Èstata ribattezzata “Chat Control”. Tecnicamente, la proposta di regolamento europeo si chiamerebbe Csar (Child Sexual Abuse Regulation) e sta approdando a uno dei passaggi cruciali del lungo e labirintico iter di approvazione dei nuovi dispositivi legislativi dell’Unione Europea. Il regolamento ha mosso i primi passi nel 2022 come proposta della Commissione europea, in particolare dall’allora Commissaria europea per gli affari interni, la svedese Ylva Johansson, con un obiettivo preciso: combattere la diffusione di materiale pedopornografico e gli abusi sui minori nelle piattaforme digitali. Il testo introduce l’obbligo per i servizi di messaggistica, dai big come WhatsApp, Messenger e Telegram, Gmail, iMessage o Signal fino alle piattaforme più piccole, di scansionare i contenuti scambiati dagli utenti alla ricerca di immagini, video e testi sospetti. Una misura che, secondo Bruxelles, rappresenterebbe un passo avanti decisivo per la protezione dei minori online sia in termini di scambio dei contenuti che di adescamento.

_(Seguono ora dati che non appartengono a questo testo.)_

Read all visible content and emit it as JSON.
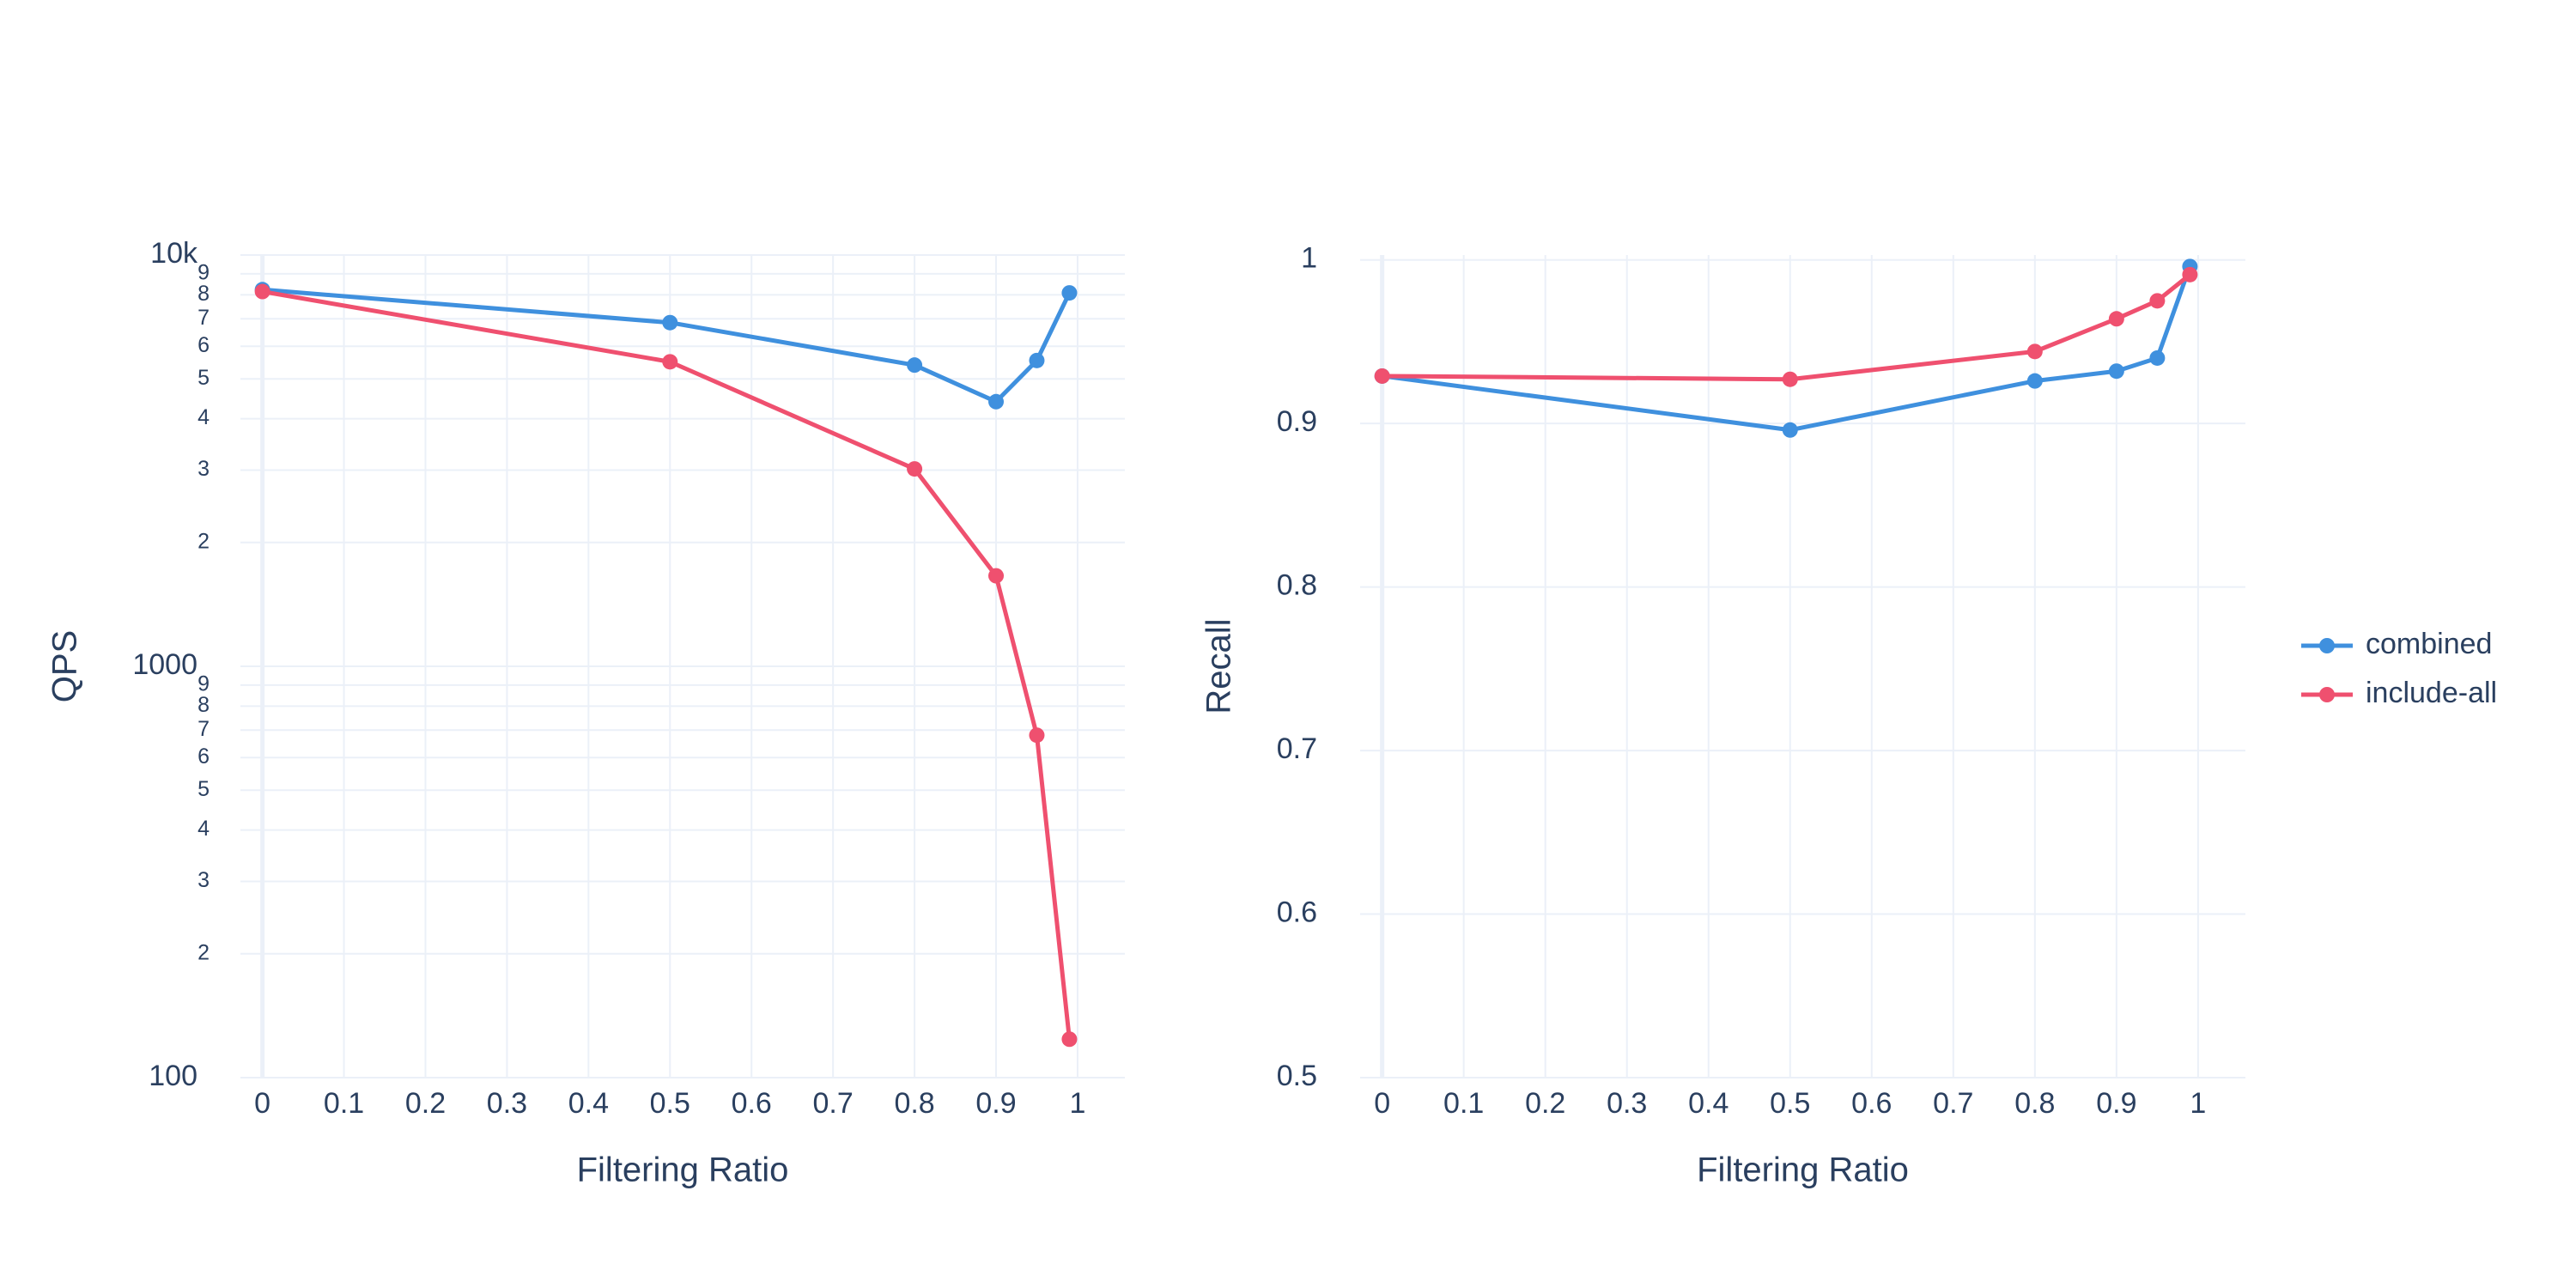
{
  "chart_data": [
    {
      "type": "line",
      "xlabel": "Filtering Ratio",
      "ylabel": "QPS",
      "ylog": true,
      "grid": true,
      "x": [
        0,
        0.5,
        0.8,
        0.9,
        0.95,
        0.99
      ],
      "xlim": [
        -0.027,
        1.058
      ],
      "xticks": [
        0,
        0.1,
        0.2,
        0.3,
        0.4,
        0.5,
        0.6,
        0.7,
        0.8,
        0.9,
        1
      ],
      "ylim": [
        100,
        10000
      ],
      "yticks": [
        100,
        {
          "value": 200,
          "label": "2"
        },
        {
          "value": 300,
          "label": "3"
        },
        {
          "value": 400,
          "label": "4"
        },
        {
          "value": 500,
          "label": "5"
        },
        {
          "value": 600,
          "label": "6"
        },
        {
          "value": 700,
          "label": "7"
        },
        {
          "value": 800,
          "label": "8"
        },
        {
          "value": 900,
          "label": "9"
        },
        1000,
        {
          "value": 2000,
          "label": "2"
        },
        {
          "value": 3000,
          "label": "3"
        },
        {
          "value": 4000,
          "label": "4"
        },
        {
          "value": 5000,
          "label": "5"
        },
        {
          "value": 6000,
          "label": "6"
        },
        {
          "value": 7000,
          "label": "7"
        },
        {
          "value": 8000,
          "label": "8"
        },
        {
          "value": 9000,
          "label": "9"
        },
        {
          "value": 10000,
          "label": "10k"
        }
      ],
      "series": [
        {
          "name": "combined",
          "color": "#3f90de",
          "values": [
            8240,
            6850,
            5400,
            4400,
            5540,
            8090
          ]
        },
        {
          "name": "include-all",
          "color": "#ef506f",
          "values": [
            8150,
            5500,
            3020,
            1660,
            680,
            124
          ]
        }
      ]
    },
    {
      "type": "line",
      "xlabel": "Filtering Ratio",
      "ylabel": "Recall",
      "ylog": false,
      "grid": true,
      "legend": "right",
      "x": [
        0,
        0.5,
        0.8,
        0.9,
        0.95,
        0.99
      ],
      "xlim": [
        -0.027,
        1.058
      ],
      "xticks": [
        0,
        0.1,
        0.2,
        0.3,
        0.4,
        0.5,
        0.6,
        0.7,
        0.8,
        0.9,
        1
      ],
      "ylim": [
        0.5,
        1.003
      ],
      "yticks": [
        0.5,
        0.6,
        0.7,
        0.8,
        0.9,
        1
      ],
      "series": [
        {
          "name": "combined",
          "color": "#3f90de",
          "values": [
            0.929,
            0.896,
            0.926,
            0.932,
            0.94,
            0.996
          ]
        },
        {
          "name": "include-all",
          "color": "#ef506f",
          "values": [
            0.929,
            0.927,
            0.944,
            0.964,
            0.975,
            0.991
          ]
        }
      ]
    }
  ]
}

Come funzionerebbe la scansione
Il meccanismo prevede l’utilizzo di sistemi di intelligenza artificiale e algoritmi di rilevamento che analizzano automaticamente ogni contenuto caricato o inviato. Prima, dunque, che questo possa essere crittografato end-to-end, grazie a una “backdoor” costruita ad hoc. E che costituirebbe una vulnerabilità rispetto alla quale, secondo gli sviluppatori di queste app, non si tornerebbe più indietro. Con tutti i rischi del caso, dall’abuso dei governi alle intromissioni criminali.